Sweeney Todd le dernier-né "musical gore"de Tim Burton (Le Monde) attire les foules et les avis contradictoires.
Dans ce conte fantastique aussi sombre que les ruelles mal-fâmées de Londres, on oscille entre le gore et le "burlesque" (patouchh). Le meurtre devient un rituel "à la fois grandiloquent et ridicule"(Libération) et on bascule assez vite vers une horreur et un nihilisme effrayant, transcendé par "l'outrance, la démesure, la surenchère" (Télérama), et des litres de sang "rouge fluo"(elodi05).
Si le film est "un peu décevant" pour tobypeters, on reste dans "du pur Burton" (clarafish) où l'on retrouve son univers morbide et sombre, gracieux et étrange, costumé et désarticulé, mais peut-être sans la magie poétique de ses précédentes oeuvres, et avec des chansons un peu trop "présentes" (ZeNels).
Après une 1ère partie et des scènes visuellement très belles, le film tend pourtant à s'essouffler, devenant un peu mou voire "sérial rasoir" pour tetohi.
Si certains restent un peu "sur [leur] faim" comme path_of_glory, Sweeney Todd reste un film "cinglant" (les Inrockuptibles), à voir pour les fans de Burton, des films originaux et ceux de Johnny Depp, qui reste "magistral" (bodhiva) et s'en sort une fois de plus très bien en chanteur d'opéra froid et impitoyable.
Attention : les notes des critiques de presse sont harmonisées selon un barême propre à Cinéfil, attribuant des notes de 1 à 5 étoiles, ceci pour nous permettre de calculer une note moyenne.
Ce musical gore tire en partie sa splendeur visuelle de la variété des tons macabres, une dominante de noirs évocatrice du cinéma muet, où le rouge du sang qui gicle comme au grand guignol stylise les images d'horreur (...).
Cinglant, [le] nouveau film [de Tim Burton] vient démentir cette éclaircie finale, confirmant ainsi la nature inquiète de Tim Burton, bien décidé à faire savoir qu’il n’y a de pacification valable que jetée au feu.

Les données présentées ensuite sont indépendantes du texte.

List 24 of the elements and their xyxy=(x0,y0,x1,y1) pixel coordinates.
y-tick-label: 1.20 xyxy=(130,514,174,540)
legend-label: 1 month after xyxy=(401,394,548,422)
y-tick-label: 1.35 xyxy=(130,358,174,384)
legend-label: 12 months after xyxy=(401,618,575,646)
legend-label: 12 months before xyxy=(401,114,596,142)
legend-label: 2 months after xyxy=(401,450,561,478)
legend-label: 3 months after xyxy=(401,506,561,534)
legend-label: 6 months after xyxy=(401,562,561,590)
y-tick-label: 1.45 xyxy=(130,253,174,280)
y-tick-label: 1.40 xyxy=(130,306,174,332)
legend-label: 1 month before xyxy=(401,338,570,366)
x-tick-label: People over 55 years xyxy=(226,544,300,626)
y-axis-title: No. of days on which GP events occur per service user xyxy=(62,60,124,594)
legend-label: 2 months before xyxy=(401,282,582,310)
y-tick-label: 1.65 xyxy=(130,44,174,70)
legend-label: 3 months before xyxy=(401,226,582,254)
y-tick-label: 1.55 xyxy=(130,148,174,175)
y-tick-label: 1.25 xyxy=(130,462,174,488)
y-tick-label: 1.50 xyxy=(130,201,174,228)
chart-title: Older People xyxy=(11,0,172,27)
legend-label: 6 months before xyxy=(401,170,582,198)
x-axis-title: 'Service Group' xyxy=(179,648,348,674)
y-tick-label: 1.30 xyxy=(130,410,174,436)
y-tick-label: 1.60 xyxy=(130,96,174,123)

Tim Burton n’avait probablement jamais été aussi loin dans la violence misanthrope. (...) Le crime devient ici un rituel à la fois grandiloquent et ridicule.
Tim Burton ne transcende ce nihilisme que par l'outrance, la démesure, la surenchère, préférant notamment finir sur une image d'apocalypse plutôt que sur celle des rares survivants à l'infernale spirale de l'abjection et du malheur.